I think that it has gotten nasty because it has created a rift in the community. There are many who think that we need a new init system for Linux, that most of the init systems are antiquated, etc.
Others think that, for a number of reasons, systemd is the wrong answer, and that it is trying to be the one ring to rule them all, as it is trying to take over or tie into not only init (systemd), but udev, binary logging (journald), disk management (e.g. fsck), networking (networkd), it appears to be trying to take over Linux.

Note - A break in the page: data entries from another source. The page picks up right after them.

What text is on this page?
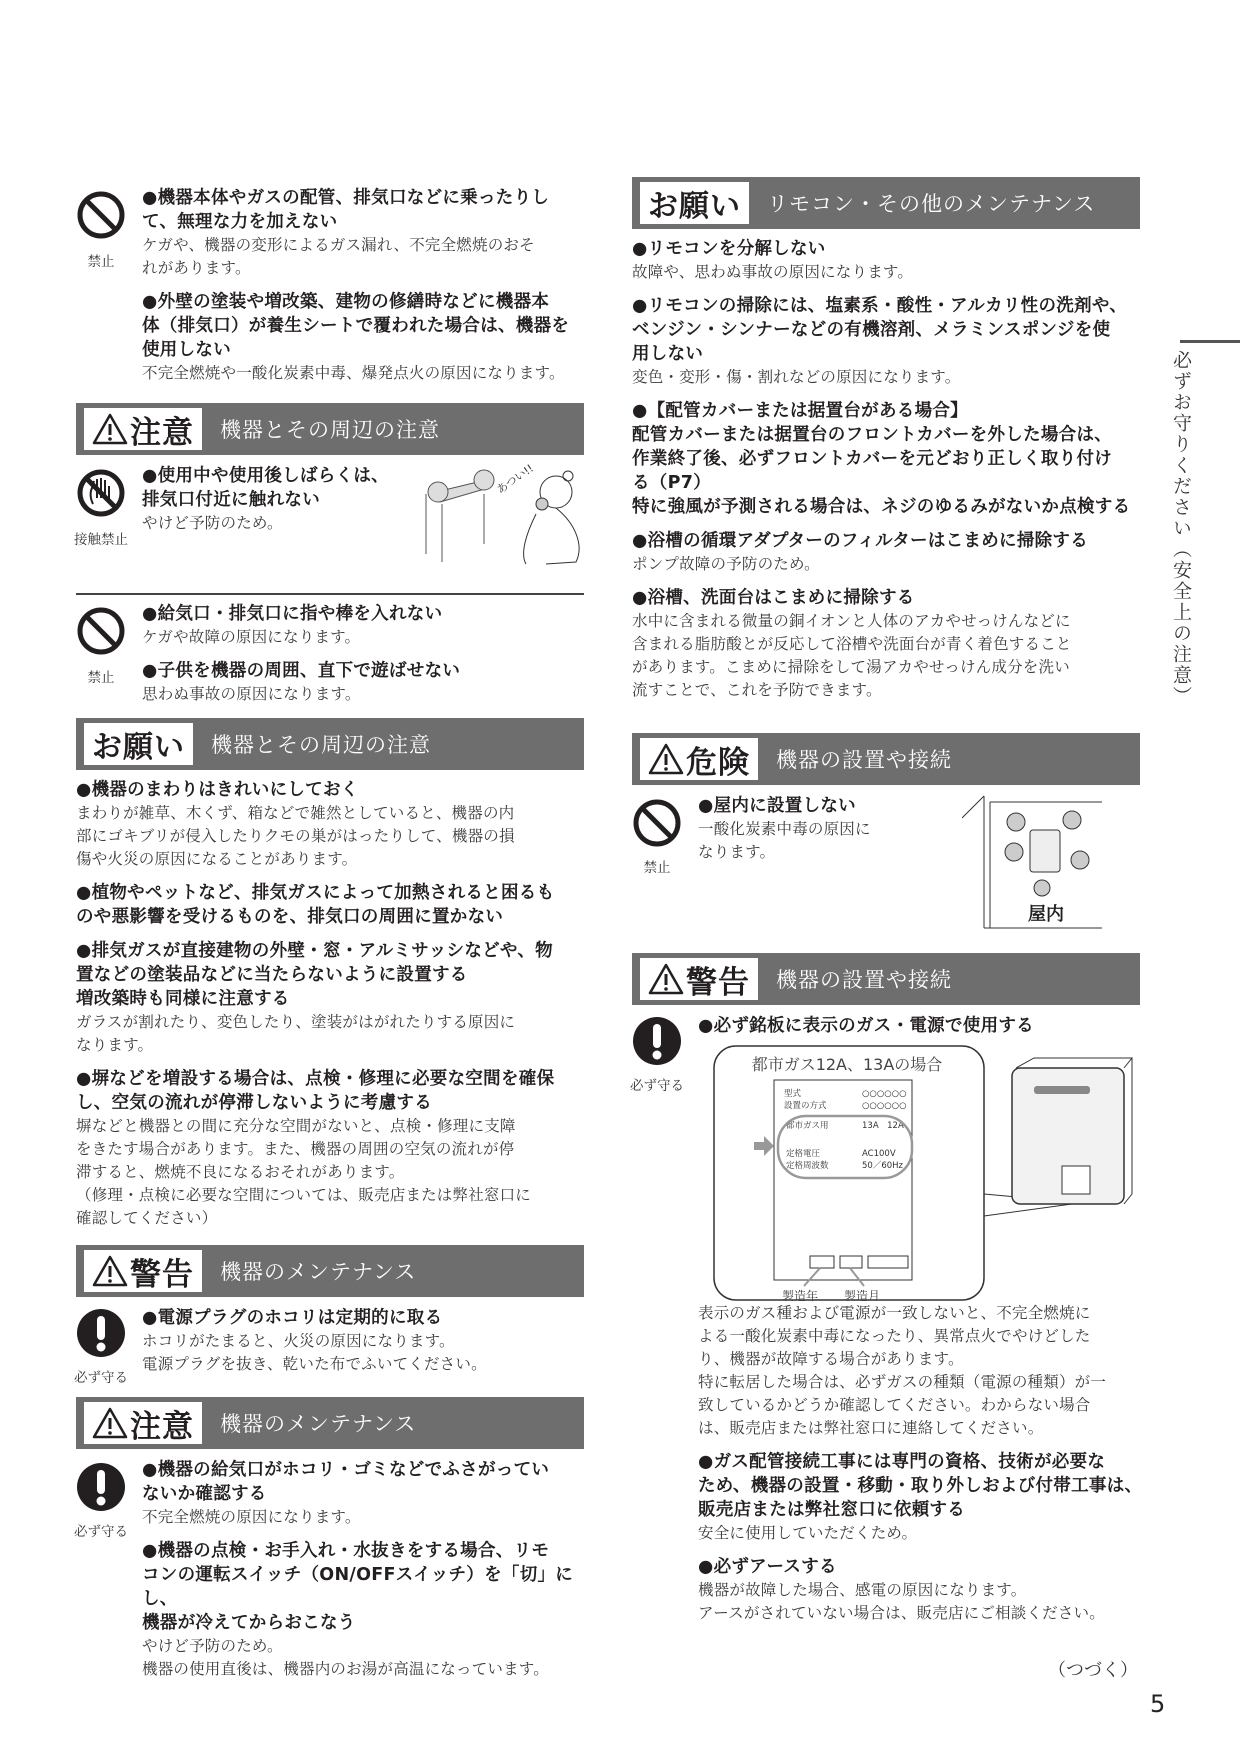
禁止
●機器本体やガスの配管、排気口などに乗ったりし
て、無理な力を加えない
ケガや、機器の変形によるガス漏れ、不完全燃焼のおそ
れがあります。
●外壁の塗装や増改築、建物の修繕時などに機器本
体（排気口）が養生シートで覆われた場合は、機器を
使用しない
不完全燃焼や一酸化炭素中毒、爆発点火の原因になります。
注意 機器とその周辺の注意
接触禁止
●使用中や使用後しばらくは、
排気口付近に触れない
やけど予防のため。
あつい!!
禁止
●給気口・排気口に指や棒を入れない
ケガや故障の原因になります。
●子供を機器の周囲、直下で遊ばせない
思わぬ事故の原因になります。
お願い 機器とその周辺の注意
●機器のまわりはきれいにしておく
まわりが雑草、木くず、箱などで雑然としていると、機器の内
部にゴキブリが侵入したりクモの巣がはったりして、機器の損
傷や火災の原因になることがあります。
●植物やペットなど、排気ガスによって加熱されると困るも
のや悪影響を受けるものを、排気口の周囲に置かない
●排気ガスが直接建物の外壁・窓・アルミサッシなどや、物
置などの塗装品などに当たらないように設置する
増改築時も同様に注意する
ガラスが割れたり、変色したり、塗装がはがれたりする原因に
なります。
●塀などを増設する場合は、点検・修理に必要な空間を確保
し、空気の流れが停滞しないように考慮する
塀などと機器との間に充分な空間がないと、点検・修理に支障
をきたす場合があります。また、機器の周囲の空気の流れが停
滞すると、燃焼不良になるおそれがあります。
（修理・点検に必要な空間については、販売店または弊社窓口に
確認してください）
警告 機器のメンテナンス
必ず守る
●電源プラグのホコリは定期的に取る
ホコリがたまると、火災の原因になります。
電源プラグを抜き、乾いた布でふいてください。
注意 機器のメンテナンス
必ず守る
●機器の給気口がホコリ・ゴミなどでふさがってい
ないか確認する
不完全燃焼の原因になります。
●機器の点検・お手入れ・水抜きをする場合、リモ
コンの運転スイッチ（ON/OFFスイッチ）を「切」にし、
機器が冷えてからおこなう
やけど予防のため。
機器の使用直後は、機器内のお湯が高温になっています。
お願い リモコン・その他のメンテナンス
●リモコンを分解しない
故障や、思わぬ事故の原因になります。
●リモコンの掃除には、塩素系・酸性・アルカリ性の洗剤や、
ベンジン・シンナーなどの有機溶剤、メラミンスポンジを使
用しない
変色・変形・傷・割れなどの原因になります。
●【配管カバーまたは据置台がある場合】
配管カバーまたは据置台のフロントカバーを外した場合は、
作業終了後、必ずフロントカバーを元どおり正しく取り付け
る（P7）
特に強風が予測される場合は、ネジのゆるみがないか点検する
●浴槽の循環アダプターのフィルターはこまめに掃除する
ポンプ故障の予防のため。
●浴槽、洗面台はこまめに掃除する
水中に含まれる微量の銅イオンと人体のアカやせっけんなどに
含まれる脂肪酸とが反応して浴槽や洗面台が青く着色すること
があります。こまめに掃除をして湯アカやせっけん成分を洗い
流すことで、これを予防できます。
危険 機器の設置や接続
禁止
●屋内に設置しない
一酸化炭素中毒の原因に
なります。
屋内
警告 機器の設置や接続
必ず守る
●必ず銘板に表示のガス・電源で使用する
都市ガス12A、13Aの場合
型式	○○○○○○
設置の方式	○○○○○○
都市ガス用	13A　12A
定格電圧	AC100V
定格周波数	50／60Hz
製造年 製造月
表示のガス種および電源が一致しないと、不完全燃焼に
よる一酸化炭素中毒になったり、異常点火でやけどした
り、機器が故障する場合があります。
特に転居した場合は、必ずガスの種類（電源の種類）が一
致しているかどうか確認してください。わからない場合
は、販売店または弊社窓口に連絡してください。
●ガス配管接続工事には専門の資格、技術が必要な
ため、機器の設置・移動・取り外しおよび付帯工事は、
販売店または弊社窓口に依頼する
安全に使用していただくため。
●必ずアースする
機器が故障した場合、感電の原因になります。
アースがされていない場合は、販売店にご相談ください。
（つづく）
5
必ずお守りください（安全上の注意）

There are two other things that, I believe, makes this such a hot-button issue. First, Gnome made it a hard dependency, then distributions have made unilateral decisions on behalf of their users, primarily without consulting their users. And since most of the major distros have gone with systemd, with the exception of Gentoo and Slackware, what does that do for all of the downstream distros? Debian has, based on the last diagram I saw, has the most (by a large margin) child, grandchild, etc. distrubutions, so not doing systemd could be a major disruption of the distros.

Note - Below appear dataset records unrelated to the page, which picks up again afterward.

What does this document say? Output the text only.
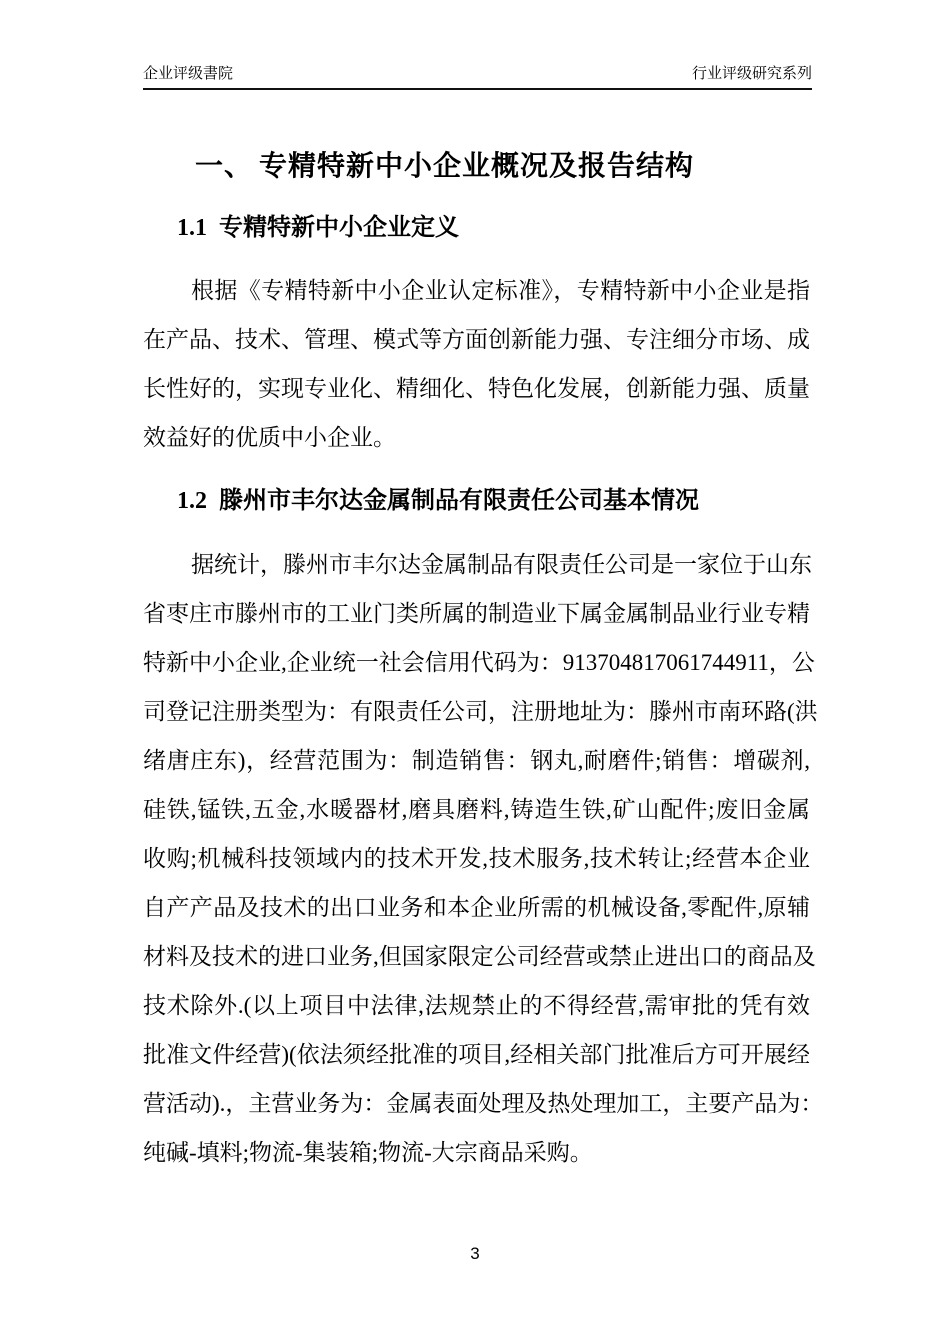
企业评级書院	行业评级研究系列
一、 专精特新中小企业概况及报告结构
1.1 专精特新中小企业定义
根据《专精特新中小企业认定标准》，专精特新中小企业是指
在产品、技术、管理、模式等方面创新能力强、专注细分市场、成
长性好的，实现专业化、精细化、特色化发展，创新能力强、质量
效益好的优质中小企业。
1.2 滕州市丰尔达金属制品有限责任公司基本情况
据统计，滕州市丰尔达金属制品有限责任公司是一家位于山东
省枣庄市滕州市的工业门类所属的制造业下属金属制品业行业专精
特新中小企业,企业统一社会信用代码为：913704817061744911，公
司登记注册类型为：有限责任公司，注册地址为：滕州市南环路(洪
绪唐庄东)，经营范围为：制造销售：钢丸,耐磨件;销售：增碳剂,
硅铁,锰铁,五金,水暖器材,磨具磨料,铸造生铁,矿山配件;废旧金属
收购;机械科技领域内的技术开发,技术服务,技术转让;经营本企业
自产产品及技术的出口业务和本企业所需的机械设备,零配件,原辅
材料及技术的进口业务,但国家限定公司经营或禁止进出口的商品及
技术除外.(以上项目中法律,法规禁止的不得经营,需审批的凭有效
批准文件经营)(依法须经批准的项目,经相关部门批准后方可开展经
营活动).，主营业务为：金属表面处理及热处理加工，主要产品为：
纯碱-填料;物流-集装箱;物流-大宗商品采购。
3
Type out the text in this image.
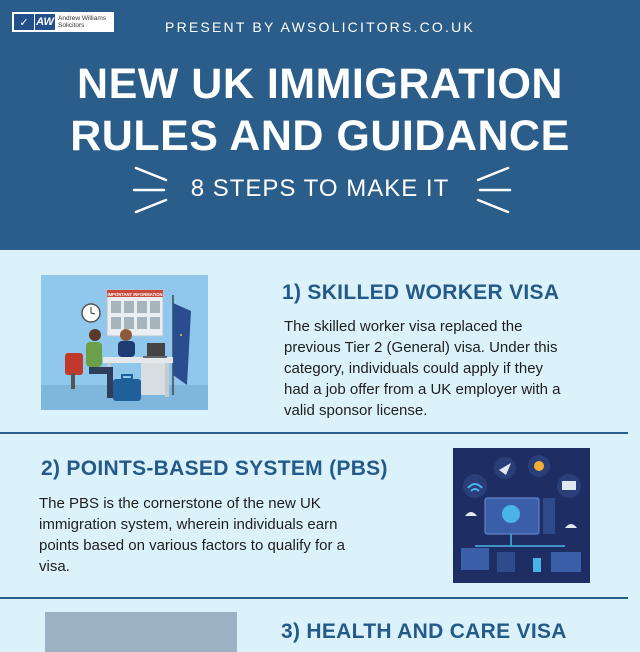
✓ AW Andrew Williams
Solicitors	PRESENT BY AWSOLICITORS.CO.UK
NEW UK IMMIGRATION
RULES AND GUIDANCE
8 STEPS TO MAKE IT
IMPORTANT INFORMATION	1) SKILLED WORKER VISA

The skilled worker visa replaced the
previous Tier 2 (General) visa. Under this
category, individuals could apply if they
had a job offer from a UK employer with a
valid sponsor license.

2) POINTS-BASED SYSTEM (PBS)

The PBS is the cornerstone of the new UK
immigration system, wherein individuals earn
points based on various factors to qualify for a
visa.

3) HEALTH AND CARE VISA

The final item is the personalities of the systemd developers. Lennart Pottering and Kay Sievers seem, at least to many outsiders, to be trying to ram this through at all costs. Even Linus was less than happy with Sievers.
There is a page that describes many of the issues at http://boycottsystemd.org/. Don’t let the possibly inflammatory site name dissuade you, it is a fairly well thought out and well written page on the technical downsides of systemd.
Personally, I am less than happy with systemd myself, and have started dabbling with the BSDs.